The pension debt confronting Pennsylvania’s retirement systems for state and public school workers is not primarily a result of benefit changes which occurred in 2001, as the editorial states. The benefit changes from 2001 are only a small portion (19 percent) of the system’s? unfunded liability. The underfunding is primarily due to investment losses stemming from two historic recessions and underfunding of the system by the employers (the commonwealth and school districts). Those two factors contributed to 81 percent of the unfunded liability.
Teachers, nurses, social workers and law enforcement officials never stopped paying into their retirement systems, paycheck after paycheck. Many of us contribute 7.5 percent of our salaries for our pensions. Some now pay 10.3 percent.
Gov. Tom Corbett’s proposal to reduce benefits of current workers – a move that would violate the state constitution’s bar on impairment of contracts – does not remove the state’s obligation to pay off its pension debt. And his plan to force new workers into a defined contribution, 401k-type plan doesn’t solve the problem either. That’s not just theory. It’s the actual experience of the states that have moved in that direction.

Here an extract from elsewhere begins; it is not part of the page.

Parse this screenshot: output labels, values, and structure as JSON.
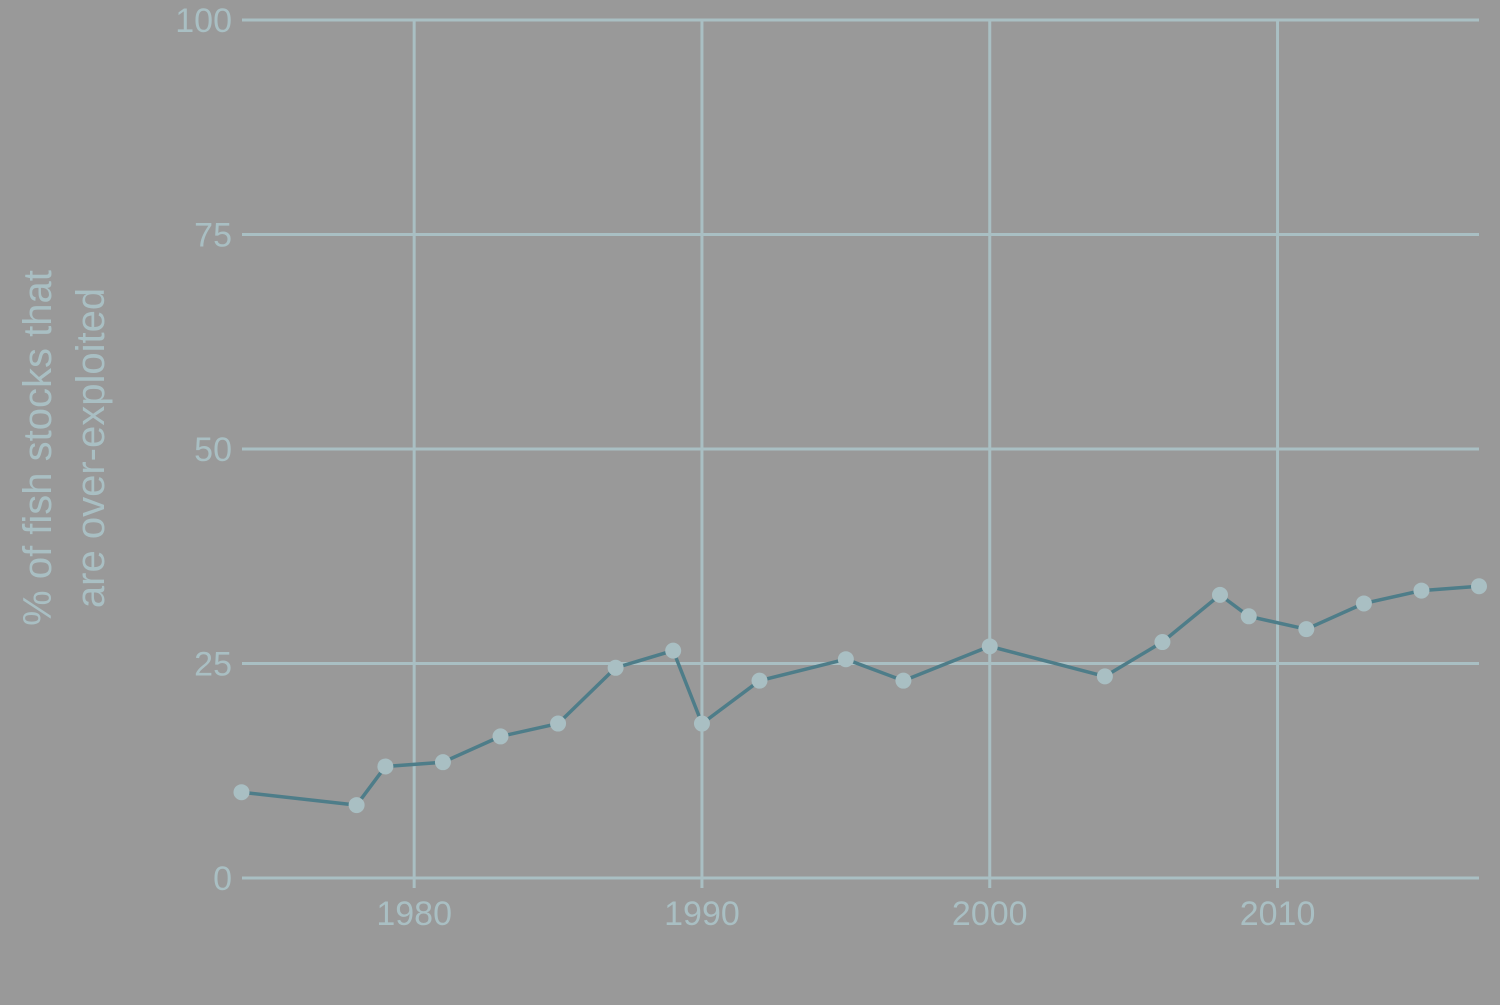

Three states that have closed off their defined benefit plans and put all new hires in 401k-type plans: West Virginia (1991); Michigan for its state employees (1997); and Alaska (2006), all experienced dramatically higher employer (taxpayer) costs.
Actuarial studies in 12 other states examining a similar move concluded that modifying defined benefit pension plans to lower long-term costs and increase employee contributions,?both of which Pennsylvania did in Act 120 of 2010,?is more cost-efficient.
The employer cost for workers’? benefits under Act 120 of 2010 is only 2.2 percent. Once the debt is paid, the system is very sustainable.